I worked as a barrister and solicitor so I am more than used to some issue based rough and tumble.
At least I understand your argument now.
So in summary I would have expected the result you articulate as the only way the judge could find CH
Namely Self Defence + Unreasonable Mistake
However I find no evidence she found self defence applied - in fact she fails to work through the test in any coherent fashion and even states the law incorrectly.
The accused had intention to shoot at the person in the toilet but
states that he never intended to kill that person. In other words he
raised the defence of putative private defence.
As pointed out by Prof Grant - with self defence you intend to kill (direct or eventualis)
lawfully
In particular we would have expected her to work through the test for self defence and make factual findings as to each element.
If you are also a lawyer then I am teaching you to suck eggs here, but the Appeal Court should not have to guess what findings the Court is making and what legal tests are being considered.
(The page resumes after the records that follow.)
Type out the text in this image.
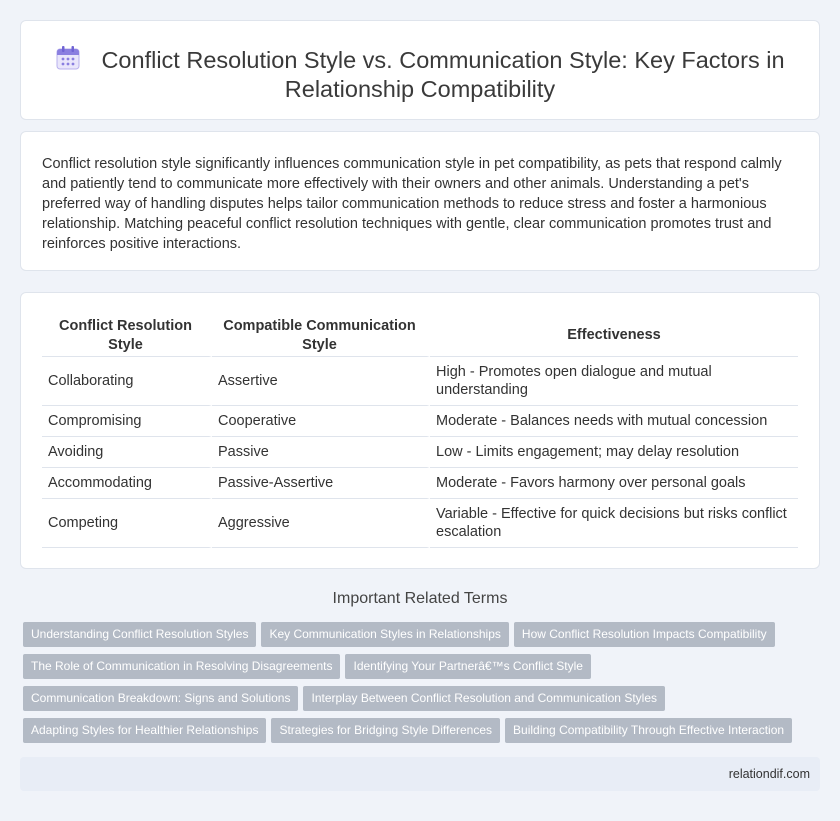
Conflict Resolution Style vs. Communication Style: Key Factors in Relationship Compatibility

Conflict resolution style significantly influences communication style in pet compatibility, as pets that respond calmly and patiently tend to communicate more effectively with their owners and other animals. Understanding a pet's preferred way of handling disputes helps tailor communication methods to reduce stress and foster a harmonious relationship. Matching peaceful conflict resolution techniques with gentle, clear communication promotes trust and reinforces positive interactions.

Conflict Resolution Style	Compatible Communication Style	Effectiveness
Collaborating	Assertive	High - Promotes open dialogue and mutual understanding
Compromising	Cooperative	Moderate - Balances needs with mutual concession
Avoiding	Passive	Low - Limits engagement; may delay resolution
Accommodating	Passive-Assertive	Moderate - Favors harmony over personal goals
Competing	Aggressive	Variable - Effective for quick decisions but risks conflict escalation
Important Related Terms
Understanding Conflict Resolution Styles Key Communication Styles in Relationships How Conflict Resolution Impacts Compatibility
The Role of Communication in Resolving Disagreements Identifying Your Partnerâ€™s Conflict Style
Communication Breakdown: Signs and Solutions Interplay Between Conflict Resolution and Communication Styles
Adapting Styles for Healthier Relationships Strategies for Bridging Style Differences Building Compatibility Through Effective Interaction
relationdif.com
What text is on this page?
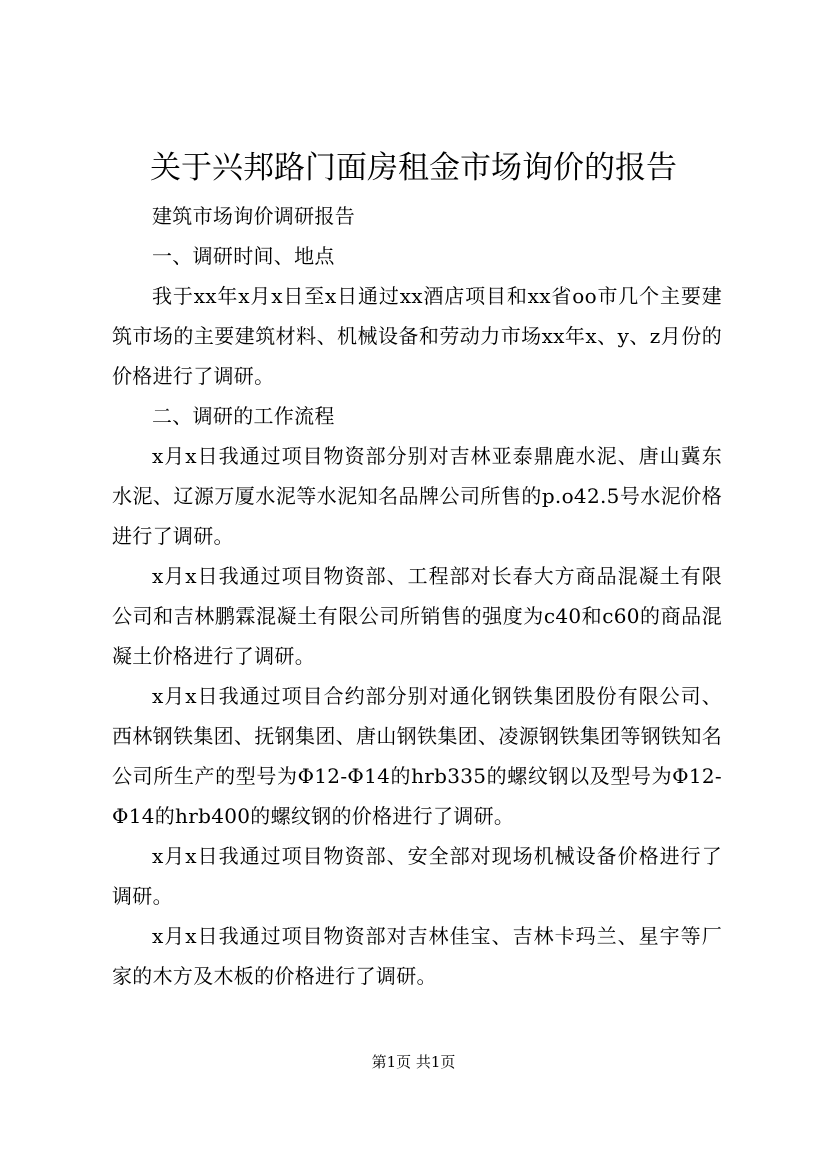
关于兴邦路门面房租金市场询价的报告

建筑市场询价调研报告

一、调研时间、地点

我于xx年x月x日至x日通过xx酒店项目和xx省oo市几个主要建筑市场的主要建筑材料、机械设备和劳动力市场xx年x、y、z月份的价格进行了调研。

二、调研的工作流程

x月x日我通过项目物资部分别对吉林亚泰鼎鹿水泥、唐山冀东水泥、辽源万厦水泥等水泥知名品牌公司所售的p.o42.5号水泥价格进行了调研。

x月x日我通过项目物资部、工程部对长春大方商品混凝土有限公司和吉林鹏霖混凝土有限公司所销售的强度为c40和c60的商品混凝土价格进行了调研。

x月x日我通过项目合约部分别对通化钢铁集团股份有限公司、西林钢铁集团、抚钢集团、唐山钢铁集团、凌源钢铁集团等钢铁知名公司所生产的型号为Φ12-Φ14的hrb335的螺纹钢以及型号为Φ12-Φ14的hrb400的螺纹钢的价格进行了调研。

x月x日我通过项目物资部、安全部对现场机械设备价格进行了调研。

x月x日我通过项目物资部对吉林佳宝、吉林卡玛兰、星宇等厂家的木方及木板的价格进行了调研。

第1页 共1页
I don't think we can just assume she found self defence.
In particular the force was not reasonable in the circumstances and there was no imminent threat - therefore self defence could not apply.
Furthermore OP ruled out self defence in his own testimony.
So no - I don't think that explains it at all.
You can actually see in her judgement that she begins to consider self defence but then instead of working through the law of self defence, she proceeds to consider entirely different matters.
The Court cannot simply assume self defence applied without considering the tests. And certainly if the judge has failed to work through the tests for self defence, the Appeal Court cannot assume that the Judge so held.
Indeed as you can see in the judgement - she only makes a specific finding on the "putative" mistake part - and not on the self defence part.
Indeed the findings she goes on to make about the options open to the accused demonstrate that the force deployed was not reasonable in the circumstances.
From Prof Grants blog:
To succeed with a claim of self or private defence, one must satisfy a number of specific requirements. These requirements can be divided into those which relate to the attack, and those that relate to the response. The requirements of the attack are as follows:
1) One must be under an unlawful attack;
2) Which has commenced or is imminent;
3) Against a legally protected interest – such as life, bodily integrity, or property (of significant value), or the life, bodily integrity, or property of another.
The requirements of the defence are as follows:
4) Force used in response must be directed at the attacker (and no-one else);
5) Force must be necessary;
6) The extent of force must be necessary and reasonable.
So the judge made finding against points 5 and 6, and furthermore, point 2 does not apply.
But you know - a Court has to run through this list and put the facts to it.
You can't just assume SD applied, and no Appeal Court would either.